Saturday, September 14, 2019

Monster Munch

An escapee from a garish multi-pack, the scourge of proper sizing and consumer understanding. We get what we deserve.

Once upon a time crisps were unsalted and you added your own salt from a silly blue bag. Then flavours came, colours and shapes. It was the ending of an age. By the time that Monster Munch was launched I was an adult. I had responsibilities, a mortgage, kids, intermittent career prospects. I was respectable. I was never a child in the heady, colourful, salty and sticky world of early Monster Munch. I couldn't eat a bag in public without looking like some pathetic man-child in crisis and of course in those days Monster Munch actually came in monster sized bags. There was no hiding place. This was the age of snacks and sweets before the great "shrink to fit the budget" strategy was launched on unsuspecting punters. Whilst this has wreaked havoc in dry snack land, for some reason (wet) drinks have only got bigger and more expensive and more dangerous, apart from the actual cocaine once found in Coca-Cola.

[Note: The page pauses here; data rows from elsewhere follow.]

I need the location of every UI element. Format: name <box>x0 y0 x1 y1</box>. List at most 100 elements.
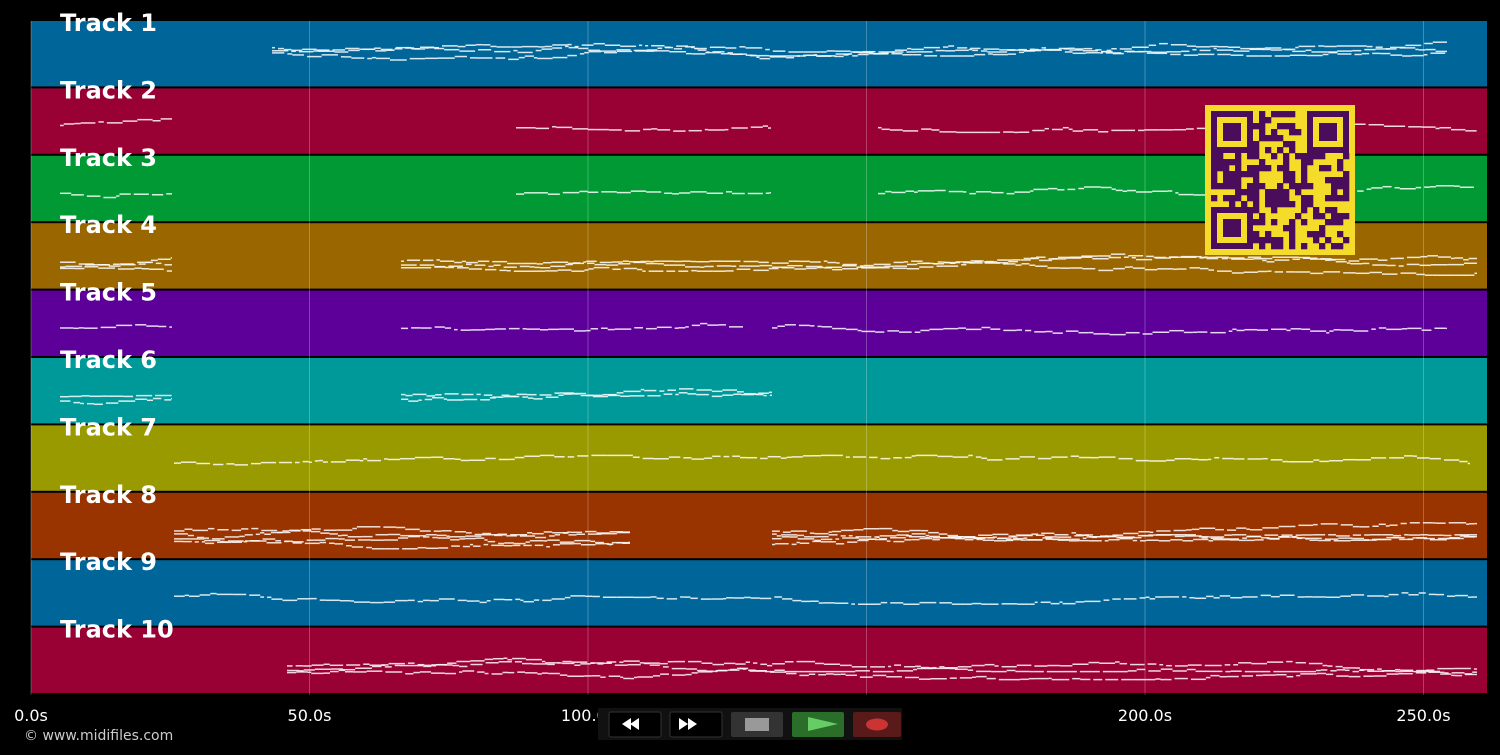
qr-module <box>1313 231 1320 238</box>
qr-module <box>1271 207 1278 214</box>
qr-module <box>1337 195 1344 202</box>
qr-module <box>1259 243 1266 250</box>
qr-module <box>1283 165 1290 172</box>
qr-module <box>1229 195 1236 202</box>
qr-module <box>1289 183 1296 190</box>
qr-module <box>1271 153 1278 160</box>
qr-module <box>1289 123 1296 130</box>
qr-module <box>1301 219 1308 226</box>
qr-module <box>1307 159 1314 166</box>
qr-module <box>1229 159 1236 166</box>
qr-module <box>1259 111 1266 118</box>
qr-module <box>1343 177 1350 184</box>
qr-module <box>1289 147 1296 154</box>
qr-module <box>1289 171 1296 178</box>
track-name: Track 4 <box>60 211 157 239</box>
stop-button[interactable] <box>731 712 783 737</box>
labels: Track 1 Track 2 Track 3 Track 4 Track 5 Track… <box>14 9 1450 725</box>
qr-module <box>1277 111 1284 118</box>
qr-module <box>1265 231 1272 238</box>
grid <box>30 21 1424 695</box>
qr-module <box>1271 201 1278 208</box>
forward-button[interactable] <box>669 711 723 738</box>
qr-module <box>1319 225 1326 232</box>
qr-module <box>1265 189 1272 196</box>
qr-module <box>1277 183 1284 190</box>
qr-module <box>1259 117 1266 124</box>
qr-module <box>1211 183 1218 190</box>
track-name: Track 9 <box>60 548 157 576</box>
qr-module <box>1301 183 1308 190</box>
qr-module <box>1343 183 1350 190</box>
qr-module <box>1331 195 1338 202</box>
qr-module <box>1223 171 1230 178</box>
qr-module <box>1241 171 1248 178</box>
stop-icon <box>745 718 769 731</box>
qr-module <box>1253 183 1260 190</box>
qr-module <box>1235 195 1242 202</box>
qr-module <box>1271 219 1278 226</box>
qr-module <box>1259 135 1266 142</box>
qr-module <box>1235 189 1242 196</box>
qr-module <box>1343 213 1350 220</box>
qr-module <box>1277 243 1284 250</box>
qr-module <box>1289 111 1296 118</box>
track-name: Track 3 <box>60 144 157 172</box>
qr-module <box>1271 243 1278 250</box>
qr-module <box>1319 213 1326 220</box>
qr-module <box>1289 231 1296 238</box>
record-button[interactable] <box>853 712 901 737</box>
qr-module <box>1295 153 1302 160</box>
qr-module <box>1331 207 1338 214</box>
qr-module <box>1277 123 1284 130</box>
qr-module <box>1289 141 1296 148</box>
qr-module <box>1223 165 1230 172</box>
qr-module <box>1343 153 1350 160</box>
qr-module <box>1277 195 1284 202</box>
qr-module <box>1289 225 1296 232</box>
qr-module <box>1247 189 1254 196</box>
qr-module <box>1235 177 1242 184</box>
qr-module <box>1271 189 1278 196</box>
rewind-button[interactable] <box>608 711 662 738</box>
qr-module <box>1325 165 1332 172</box>
qr-module <box>1211 195 1218 202</box>
qr-module <box>1211 171 1218 178</box>
qr-module <box>1277 201 1284 208</box>
qr-module <box>1343 237 1350 244</box>
qr-module <box>1253 201 1260 208</box>
qr-module <box>1289 243 1296 250</box>
qr-module <box>1283 141 1290 148</box>
qr-module <box>1223 177 1230 184</box>
qr-module <box>1271 237 1278 244</box>
qr-module <box>1331 183 1338 190</box>
qr-module <box>1337 165 1344 172</box>
qr-module <box>1253 177 1260 184</box>
qr-module <box>1301 153 1308 160</box>
qr-module <box>1223 183 1230 190</box>
qr-module <box>1259 213 1266 220</box>
play-button[interactable] <box>792 712 844 737</box>
transport-controls <box>598 708 902 740</box>
qr-module <box>1235 159 1242 166</box>
qr-module <box>1277 189 1284 196</box>
qr-module <box>1247 183 1254 190</box>
qr-module <box>1307 183 1314 190</box>
qr-module <box>1259 165 1266 172</box>
qr-module <box>1271 195 1278 202</box>
qr-module <box>1241 201 1248 208</box>
track-lane <box>31 358 1487 424</box>
qr-module <box>1337 159 1344 166</box>
qr-module <box>1229 183 1236 190</box>
qr-finder <box>1223 123 1241 141</box>
qr-module <box>1265 195 1272 202</box>
qr-module <box>1265 147 1272 154</box>
qr-module <box>1235 153 1242 160</box>
qr-module <box>1307 153 1314 160</box>
qr-module <box>1319 243 1326 250</box>
qr-module <box>1259 237 1266 244</box>
qr-module <box>1265 201 1272 208</box>
qr-module <box>1295 183 1302 190</box>
qr-module <box>1283 225 1290 232</box>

There is some odd logic at work here but we're all too stupid and desperate to comply as we allow it to grow by our voiceless, munching participation and lack of protest. So "in praise of Monster Munch" should really be some confessional singer songwriter ditty; funny and wry and witty and with a clever ending, if only somebody would write it. I wont. BBC TV variety shows of the 60s spewed this kind of jaunty material out every Saturday night, I'm not sure what replaced them. Oh yes, dancing celebs and talent shows. Enough.